Why Tokenization Exists
Neural networks operate on fixed vocabularies of discrete symbols. Raw Unicode text must be split into tokens, mapped to integer IDs, and converted to embeddings. Tokenization defines the interface between human-readable text and model computation. A poor tokenizer inflates sequence length, increases inference cost, and can degrade performance on code, math, or non-English text.
The fundamental tension is vocabulary size vs sequence length. Word-level tokenizers have huge vocabularies and out-of-vocabulary problems. Character-level tokenizers have tiny vocabularies but very long sequences. Subword methods balance both.
Subword Algorithms
Byte Pair Encoding (BPE)
BPE starts with byte or character units and iteratively merges the most frequent pairs until the vocabulary reaches a target size. GPT-2, GPT-3, and many open models use BPE. It handles rare words by composing frequent subword pieces.
WordPiece and Unigram
WordPiece (BERT) selects merges that maximize likelihood under a language model. Unigram (SentencePiece) starts large and prunes tokens to optimize a probabilistic objective. Both are common in multilingual and production pipelines.
from transformers import AutoTokenizer
tokenizer = AutoTokenizer.from_pretrained("meta-llama/Llama-3.2-1B")
text = "Retrieval-augmented generation (RAG) grounds LLM answers."
tokens = tokenizer.encode(text)
print(tokens) # [128000, 27420, ...]
print(tokenizer.decode(tokens)) # round-trip text
print(len(tokens)) # billable / context length
SentencePiece
SentencePiece treats text as a raw byte stream and can train without language-specific pre-tokenization. This makes it strong for multilingual models and consistent handling of whitespace and punctuation across scripts.
Special Tokens and Chat Templates
Production tokenizers include special tokens beyond ordinary subwords:
- BOS / EOS mark sequence start and end
- PAD pads batches to equal length during training
- UNK represents unknown symbols in older vocabularies
- Role and control tokens delimit system, user, and assistant turns in chat models
Chat templates are string patterns (often Jinja-based) that wrap messages with the correct special tokens before tokenization. Using the wrong template causes silent quality degradation even when the base model is correct.
messages = [
{"role": "system", "content": "You are a helpful assistant."},
{"role": "user", "content": "Explain tokenization in one sentence."},
]
prompt = tokenizer.apply_chat_template(
messages, tokenize=False, add_generation_prompt=True
)
Bytes, Unicode, and Edge Cases
Byte-level BPE (used in GPT-2) represents any UTF-8 string without UNK tokens by falling back to individual bytes.

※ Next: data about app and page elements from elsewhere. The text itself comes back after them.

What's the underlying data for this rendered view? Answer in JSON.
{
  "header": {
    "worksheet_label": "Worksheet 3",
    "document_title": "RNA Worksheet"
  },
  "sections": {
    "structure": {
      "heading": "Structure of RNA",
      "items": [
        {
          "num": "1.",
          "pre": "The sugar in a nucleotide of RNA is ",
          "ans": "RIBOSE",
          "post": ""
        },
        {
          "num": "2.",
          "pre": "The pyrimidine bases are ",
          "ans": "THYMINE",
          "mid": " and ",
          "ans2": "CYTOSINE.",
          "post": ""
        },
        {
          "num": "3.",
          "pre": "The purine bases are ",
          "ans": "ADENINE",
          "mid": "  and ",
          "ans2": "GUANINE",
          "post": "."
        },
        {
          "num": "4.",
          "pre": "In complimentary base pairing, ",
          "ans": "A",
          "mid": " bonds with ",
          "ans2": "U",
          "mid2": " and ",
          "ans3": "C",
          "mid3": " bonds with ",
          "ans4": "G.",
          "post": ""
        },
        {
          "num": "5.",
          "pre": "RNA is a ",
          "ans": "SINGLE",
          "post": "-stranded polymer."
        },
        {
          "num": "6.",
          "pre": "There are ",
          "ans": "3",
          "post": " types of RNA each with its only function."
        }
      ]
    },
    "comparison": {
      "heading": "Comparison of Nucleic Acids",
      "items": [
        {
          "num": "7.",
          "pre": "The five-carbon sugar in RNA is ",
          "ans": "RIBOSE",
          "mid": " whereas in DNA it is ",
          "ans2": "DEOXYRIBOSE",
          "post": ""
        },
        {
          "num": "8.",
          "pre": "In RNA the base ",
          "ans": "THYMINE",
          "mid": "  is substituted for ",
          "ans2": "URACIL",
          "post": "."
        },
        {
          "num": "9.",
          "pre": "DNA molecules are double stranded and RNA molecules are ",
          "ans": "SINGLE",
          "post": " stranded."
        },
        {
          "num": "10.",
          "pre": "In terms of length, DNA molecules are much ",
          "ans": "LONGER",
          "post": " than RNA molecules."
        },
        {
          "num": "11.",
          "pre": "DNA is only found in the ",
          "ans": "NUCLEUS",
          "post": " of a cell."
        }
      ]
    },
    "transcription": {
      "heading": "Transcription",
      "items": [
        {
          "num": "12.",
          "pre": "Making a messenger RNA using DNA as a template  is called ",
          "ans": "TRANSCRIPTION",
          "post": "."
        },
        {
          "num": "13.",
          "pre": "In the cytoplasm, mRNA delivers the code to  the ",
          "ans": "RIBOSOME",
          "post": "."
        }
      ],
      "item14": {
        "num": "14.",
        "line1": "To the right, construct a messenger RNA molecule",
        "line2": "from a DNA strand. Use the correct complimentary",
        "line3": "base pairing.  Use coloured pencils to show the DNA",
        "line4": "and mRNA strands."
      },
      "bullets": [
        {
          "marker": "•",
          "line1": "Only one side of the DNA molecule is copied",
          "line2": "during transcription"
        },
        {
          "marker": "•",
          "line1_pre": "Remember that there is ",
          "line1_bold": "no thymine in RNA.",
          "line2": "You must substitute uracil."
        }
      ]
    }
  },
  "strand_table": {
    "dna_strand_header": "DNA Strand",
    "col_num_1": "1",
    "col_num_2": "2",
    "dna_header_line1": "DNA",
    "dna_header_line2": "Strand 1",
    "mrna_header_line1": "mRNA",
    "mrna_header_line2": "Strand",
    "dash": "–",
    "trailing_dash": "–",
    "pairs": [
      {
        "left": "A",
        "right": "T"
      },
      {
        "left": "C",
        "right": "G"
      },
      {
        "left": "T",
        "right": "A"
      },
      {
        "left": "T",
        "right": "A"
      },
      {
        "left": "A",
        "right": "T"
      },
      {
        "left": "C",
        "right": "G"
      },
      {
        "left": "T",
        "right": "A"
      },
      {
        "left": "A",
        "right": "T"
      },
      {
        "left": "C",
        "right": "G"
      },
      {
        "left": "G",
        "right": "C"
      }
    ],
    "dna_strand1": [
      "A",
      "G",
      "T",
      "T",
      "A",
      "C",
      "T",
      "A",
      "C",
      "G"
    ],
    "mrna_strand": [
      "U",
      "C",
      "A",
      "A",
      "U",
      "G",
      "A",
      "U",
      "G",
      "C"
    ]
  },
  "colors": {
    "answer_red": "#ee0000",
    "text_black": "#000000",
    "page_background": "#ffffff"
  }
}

This is robust but can split non-Latin scripts into many tokens, raising cost for those languages.
Tokenization affects:
- Arithmetic and code - numbers and operators may split unpredictably
- PII and security - filters must run on raw text or detokenized output, not assume token boundaries align with words
- Context limits - the same paragraph can be 200 tokens in one tokenizer and 400 in another
Vocabulary Design Tradeoffs
- Larger vocabularies shorten sequences but increase embedding and softmax cost (vocabulary projection is often the largest output layer).
- Smaller vocabularies reduce parameter count but lengthen sequences, slowing attention (quadratic in naive implementations).

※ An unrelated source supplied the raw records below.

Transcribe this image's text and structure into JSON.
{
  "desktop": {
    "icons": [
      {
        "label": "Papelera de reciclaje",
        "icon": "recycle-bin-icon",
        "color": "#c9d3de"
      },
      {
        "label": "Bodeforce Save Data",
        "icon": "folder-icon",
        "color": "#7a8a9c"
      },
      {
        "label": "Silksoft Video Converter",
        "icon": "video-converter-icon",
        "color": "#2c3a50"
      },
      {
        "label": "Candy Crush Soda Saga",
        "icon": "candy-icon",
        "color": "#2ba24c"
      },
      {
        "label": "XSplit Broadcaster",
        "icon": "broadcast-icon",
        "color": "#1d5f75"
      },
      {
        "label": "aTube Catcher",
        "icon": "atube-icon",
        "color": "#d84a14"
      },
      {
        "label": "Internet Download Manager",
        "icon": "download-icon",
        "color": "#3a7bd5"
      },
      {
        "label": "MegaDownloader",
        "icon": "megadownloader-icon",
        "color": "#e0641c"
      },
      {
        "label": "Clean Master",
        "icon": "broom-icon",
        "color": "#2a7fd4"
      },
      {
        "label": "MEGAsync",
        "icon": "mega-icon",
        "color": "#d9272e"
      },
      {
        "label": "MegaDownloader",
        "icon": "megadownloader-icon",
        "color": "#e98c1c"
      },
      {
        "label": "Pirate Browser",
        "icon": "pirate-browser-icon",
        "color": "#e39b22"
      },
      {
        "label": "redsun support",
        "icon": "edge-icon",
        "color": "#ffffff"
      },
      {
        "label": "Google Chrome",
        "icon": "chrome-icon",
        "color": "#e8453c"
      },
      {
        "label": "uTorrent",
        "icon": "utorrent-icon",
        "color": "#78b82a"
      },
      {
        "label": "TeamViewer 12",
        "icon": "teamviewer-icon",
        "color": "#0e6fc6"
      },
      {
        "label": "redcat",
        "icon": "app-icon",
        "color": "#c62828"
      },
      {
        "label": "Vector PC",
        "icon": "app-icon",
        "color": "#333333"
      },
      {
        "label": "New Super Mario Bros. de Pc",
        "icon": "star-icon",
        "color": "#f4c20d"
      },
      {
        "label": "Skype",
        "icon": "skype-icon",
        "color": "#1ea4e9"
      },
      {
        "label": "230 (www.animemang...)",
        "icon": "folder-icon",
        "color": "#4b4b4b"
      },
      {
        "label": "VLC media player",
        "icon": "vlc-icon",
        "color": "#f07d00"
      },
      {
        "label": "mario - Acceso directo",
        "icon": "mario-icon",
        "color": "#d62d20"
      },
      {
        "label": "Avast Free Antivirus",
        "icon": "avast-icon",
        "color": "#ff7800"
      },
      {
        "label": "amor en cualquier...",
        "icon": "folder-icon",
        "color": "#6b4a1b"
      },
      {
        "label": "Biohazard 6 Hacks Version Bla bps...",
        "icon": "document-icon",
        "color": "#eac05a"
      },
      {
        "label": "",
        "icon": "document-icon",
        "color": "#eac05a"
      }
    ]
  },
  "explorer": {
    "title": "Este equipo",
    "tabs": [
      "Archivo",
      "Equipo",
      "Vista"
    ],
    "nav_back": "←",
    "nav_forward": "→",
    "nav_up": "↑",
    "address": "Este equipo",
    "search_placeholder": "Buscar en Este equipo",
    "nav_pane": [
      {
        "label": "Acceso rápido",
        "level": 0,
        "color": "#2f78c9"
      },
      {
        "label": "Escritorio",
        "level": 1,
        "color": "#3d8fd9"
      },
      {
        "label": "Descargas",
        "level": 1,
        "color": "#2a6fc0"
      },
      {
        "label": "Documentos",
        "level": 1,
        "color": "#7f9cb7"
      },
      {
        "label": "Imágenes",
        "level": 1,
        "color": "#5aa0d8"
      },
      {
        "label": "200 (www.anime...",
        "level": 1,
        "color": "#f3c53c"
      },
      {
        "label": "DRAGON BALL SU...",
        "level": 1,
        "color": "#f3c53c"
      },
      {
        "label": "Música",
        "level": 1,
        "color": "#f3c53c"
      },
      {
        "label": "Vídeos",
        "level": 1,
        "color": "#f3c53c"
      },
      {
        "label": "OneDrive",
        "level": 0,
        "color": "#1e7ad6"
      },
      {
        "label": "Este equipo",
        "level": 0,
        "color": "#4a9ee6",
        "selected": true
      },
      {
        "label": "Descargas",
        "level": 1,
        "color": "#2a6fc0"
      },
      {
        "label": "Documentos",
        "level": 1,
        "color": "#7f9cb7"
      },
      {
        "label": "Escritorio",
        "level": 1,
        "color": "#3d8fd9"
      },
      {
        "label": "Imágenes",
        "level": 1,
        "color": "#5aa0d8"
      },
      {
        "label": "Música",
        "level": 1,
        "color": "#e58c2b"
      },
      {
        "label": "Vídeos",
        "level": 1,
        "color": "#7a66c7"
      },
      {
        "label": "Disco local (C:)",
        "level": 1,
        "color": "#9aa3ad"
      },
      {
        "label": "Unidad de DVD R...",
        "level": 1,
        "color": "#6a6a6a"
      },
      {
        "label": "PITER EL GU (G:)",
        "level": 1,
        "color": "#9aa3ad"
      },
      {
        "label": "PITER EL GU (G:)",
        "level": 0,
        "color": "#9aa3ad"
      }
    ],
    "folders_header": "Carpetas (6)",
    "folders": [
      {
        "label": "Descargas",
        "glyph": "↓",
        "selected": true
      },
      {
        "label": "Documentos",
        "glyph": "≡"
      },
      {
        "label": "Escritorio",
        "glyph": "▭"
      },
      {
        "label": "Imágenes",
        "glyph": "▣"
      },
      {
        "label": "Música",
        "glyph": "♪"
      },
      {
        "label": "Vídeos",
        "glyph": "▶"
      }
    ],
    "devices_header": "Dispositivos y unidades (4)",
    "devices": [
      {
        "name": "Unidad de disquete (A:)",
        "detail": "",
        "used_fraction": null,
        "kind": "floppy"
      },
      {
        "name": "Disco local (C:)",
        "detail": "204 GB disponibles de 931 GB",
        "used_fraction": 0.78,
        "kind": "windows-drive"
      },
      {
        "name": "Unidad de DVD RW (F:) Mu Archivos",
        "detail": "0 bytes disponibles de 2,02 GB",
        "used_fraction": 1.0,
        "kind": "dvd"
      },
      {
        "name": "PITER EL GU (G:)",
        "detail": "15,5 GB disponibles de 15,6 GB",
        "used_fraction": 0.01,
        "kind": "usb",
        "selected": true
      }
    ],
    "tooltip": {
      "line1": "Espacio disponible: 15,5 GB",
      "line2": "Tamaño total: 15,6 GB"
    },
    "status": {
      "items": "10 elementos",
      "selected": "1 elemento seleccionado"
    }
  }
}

- Multilingual vocabularies need enough capacity for all scripts without starving high-resource languages.
- Domain-specific corpora (legal, medical, code) benefit from tokenizer retraining or vocabulary extension when base tokenizers fragment domain terms.
Practical Pipeline Integration
In serving systems, tokenization runs on every request. Batch tokenization, caching of frequent prefixes, and streaming decode (incremental detokenization) all affect latency. For RAG, chunk sizes are often defined in tokens, not characters, because the model context window is token-bounded. Counting tokens accurately before sending requests prevents truncation and surprise billing on API providers.